Should you want to know even more about Costa Rica, I recommend that you start with the official travel website of the Costa Rica Tourism Board.
Or if you're from the one-picture-is-worth-a-thousand-words contingent, head over to John Skiffington's photo gallery, which has pictures made by the pro photographer and longtime Costa Rica resident. Otherwise, here are the basics:
Costa Rica is:
- located below Nicaragua and above Panama
- bound by the Caribbean on its eastern shore and the Pacific Ocean to the west (with lots of pristine coastline)
- a tranquil country with a stable democracy and no army (which allows the government to spend more on health, education, and ecology, making for the highest standard of living in the region)
- about the size of West Virginia
- considered by many to be a genuine tropical paradise where visitors can revel in the pleasures of ecotourism
- a unique place with exceptionally diverse scenery including tropical rain forests, 9 active volcanoes, hot spring spas, unspoiled white sand beaches, rivers and waterfalls, and many national parks
- a latter-day Garden of Eden with an awesome display of biodiversity: 5% of all species of plants and animals, 10% of the world's species of birds, more than 50,000 insect species (yuck) and 2000 orchid species exist here
- a place where tourist lodging is surprisingly inexpensive
- and a "Land of Natural Beauty and Warm People" as per the travel cliché (which may well be true).
Blessed with a warm climate, Costa Rica does have two distinct seasons. The dry one runs from December to April, and the rainy season from May to November. Temperature varies depending on region. Year-round, the average water temperature is 80 degrees Fahrenheit.
Places to Go, Things to See
San José is the capital and also the largest city. From there, you can fan out and get to know the country better by taking a day tour -- of Irazu Volcano, go whitewater rafting, or visit an oxcart factory where painted carreras made from exotic hardwoods are for sale. Within the city, there are plenty of places to eat and Club Colonial, a 24-hour casino.
But the real draw is the less inhabited places. Manuel Antonio on the Pacific Coast is regarded as one of the ten most beautiful spots in the world. The Caribbean Coast teems with wildlife; monkeys, sloths, toucans, manatees, jaguars, and 405 species of birds make their home here. Thousands of green sea turtles come to shore each season to lay their eggs between July and October.
Part of the appeal of Costa Rica is the chance to dive in two oceans: the time it takes to travel between the Atlantic and Pacific is approximately seven hours. You can access scuba dive information on Bill Beard's Diving Safaris site.
Surfing is another popular pursuit, as is swimming in the South Pacific and warm Atlantic.

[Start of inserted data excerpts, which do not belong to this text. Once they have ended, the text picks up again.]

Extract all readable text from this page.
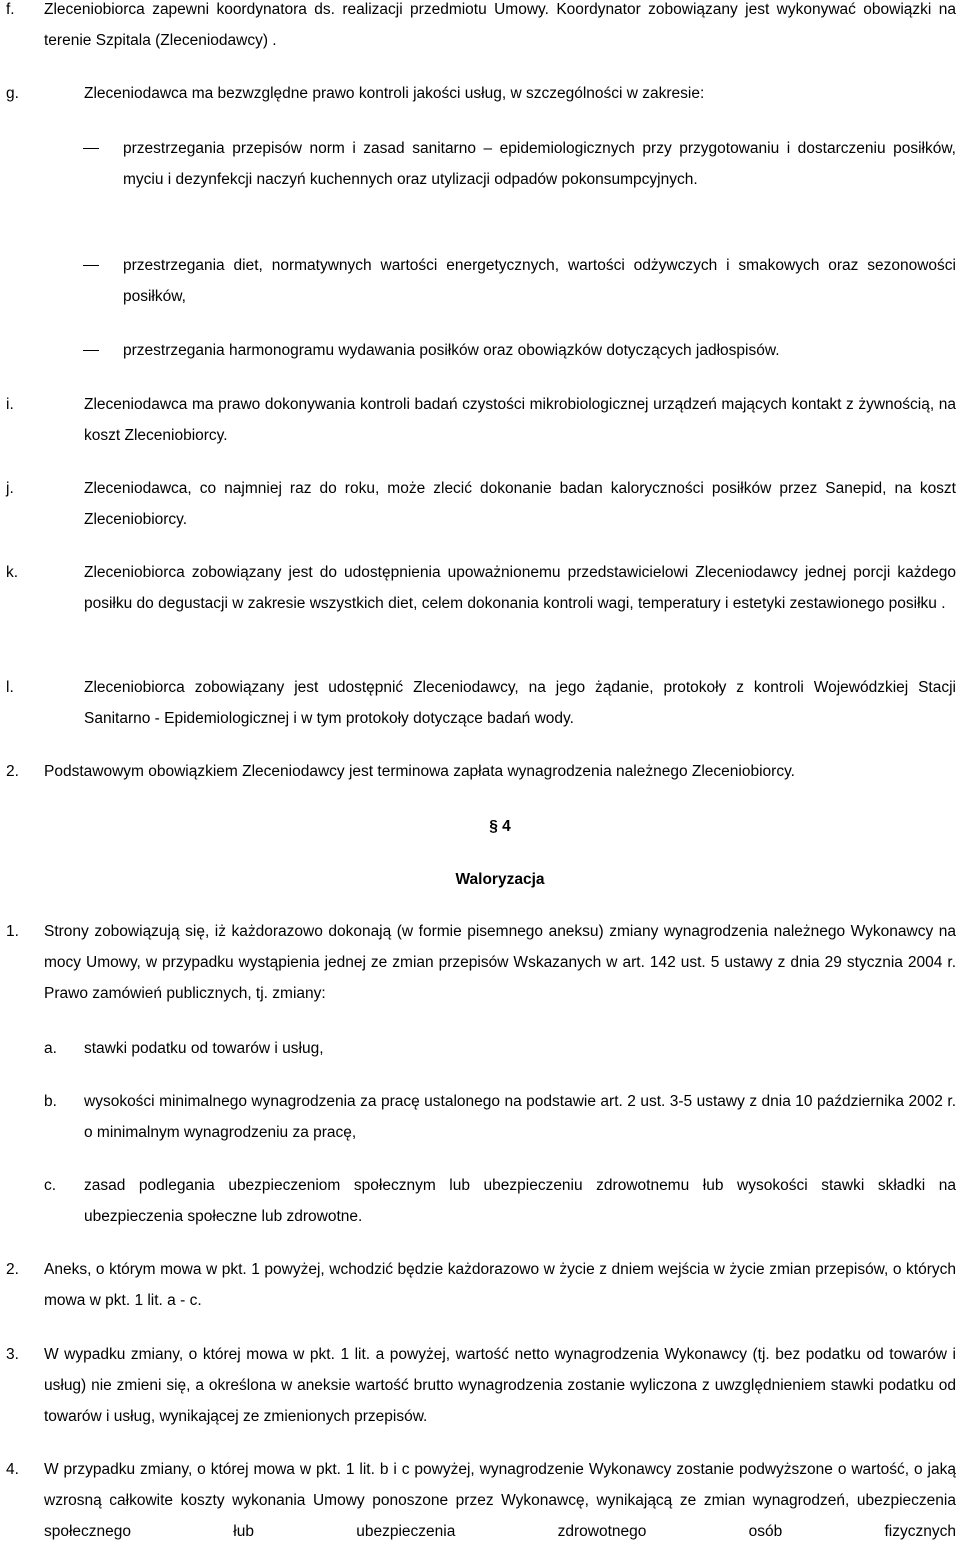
f. Zleceniobiorca zapewni koordynatora ds. realizacji przedmiotu Umowy. Koordynator zobowiązany jest wykonywać obowiązki na terenie Szpitala (Zleceniodawcy) .
g.	Zleceniodawca ma bezwzględne prawo kontroli jakości usług, w szczególności w zakresie:
przestrzegania przepisów norm i zasad sanitarno – epidemiologicznych przy przygotowaniu i dostarczeniu posiłków, myciu i dezynfekcji naczyń kuchennych oraz utylizacji odpadów pokonsumpcyjnych.
przestrzegania diet, normatywnych wartości energetycznych, wartości odżywczych i smakowych oraz sezonowości posiłków,
przestrzegania harmonogramu wydawania posiłków oraz obowiązków dotyczących jadłospisów.
i.	Zleceniodawca ma prawo dokonywania kontroli badań czystości mikrobiologicznej urządzeń mających kontakt z żywnością, na koszt Zleceniobiorcy.
j.	Zleceniodawca, co najmniej raz do roku, może zlecić dokonanie badan kaloryczności posiłków przez Sanepid, na koszt Zleceniobiorcy.
k.	Zleceniobiorca zobowiązany jest do udostępnienia upoważnionemu przedstawicielowi Zleceniodawcy jednej porcji każdego posiłku do degustacji w zakresie wszystkich diet, celem dokonania kontroli wagi, temperatury i estetyki zestawionego posiłku .
l.	Zleceniobiorca zobowiązany jest udostępnić Zleceniodawcy, na jego żądanie, protokoły z kontroli Wojewódzkiej Stacji Sanitarno - Epidemiologicznej i w tym protokoły dotyczące badań wody.
2. Podstawowym obowiązkiem Zleceniodawcy jest terminowa zapłata wynagrodzenia należnego Zleceniobiorcy.
§ 4
Waloryzacja
1. Strony zobowiązują się, iż każdorazowo dokonają (w formie pisemnego aneksu) zmiany wynagrodzenia należnego Wykonawcy na mocy Umowy, w przypadku wystąpienia jednej ze zmian przepisów Wskazanych w art. 142 ust. 5 ustawy z dnia 29 stycznia 2004 r. Prawo zamówień publicznych, tj. zmiany:
a. stawki podatku od towarów i usług,
b. wysokości minimalnego wynagrodzenia za pracę ustalonego na podstawie art. 2 ust. 3-5 ustawy z dnia 10 października 2002 r. o minimalnym wynagrodzeniu za pracę,
c. zasad podlegania ubezpieczeniom społecznym lub ubezpieczeniu zdrowotnemu łub wysokości stawki składki na ubezpieczenia społeczne lub zdrowotne.
2. Aneks, o którym mowa w pkt. 1 powyżej, wchodzić będzie każdorazowo w życie z dniem wejścia w życie zmian przepisów, o których mowa w pkt. 1 lit. a - c.
3. W wypadku zmiany, o której mowa w pkt. 1 lit. a powyżej, wartość netto wynagrodzenia Wykonawcy (tj. bez podatku od towarów i usług) nie zmieni się, a określona w aneksie wartość brutto wynagrodzenia zostanie wyliczona z uwzględnieniem stawki podatku od towarów i usług, wynikającej ze zmienionych przepisów.
4. W przypadku zmiany, o której mowa w pkt. 1 lit. b i c powyżej, wynagrodzenie Wykonawcy zostanie podwyższone o wartość, o jaką wzrosną całkowite koszty wykonania Umowy ponoszone przez Wykonawcę, wynikającą ze zmian wynagrodzeń, ubezpieczenia społecznego łub ubezpieczenia zdrowotnego osób fizycznych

On land, a couple can combine sightseeing with sports adventures. Breath-taking activities include mountain biking, rafting, climbing, whitewater canoeing, kayaking, bungee jumping, camping out, and horseback riding through the rain forest. Don't count on playing lots of golf here. There are no public golf courses, although some hotels maintain their own.
Costa Rica boasts hotels and restaurants for all tastes and budgets. If you truly want to get away from it all and be among nature, consider El Silencio, a cool, quiet eco-lodge 5,000 feet above sea level. Better hotels and all-inclusives are more plentiful in beach areas, such as Guanacaste province. Find a comprehensive list of Costa Rican hotels here.
Tourism is an important part of the economy, and most tour operators can transport you straight from your hotel to the activity you're interested in. Also, the main tourist attractions are easily accessible. However, if you're planning to explore on your own and head into rugged terrain, consider renting a 4x4 wheel drive.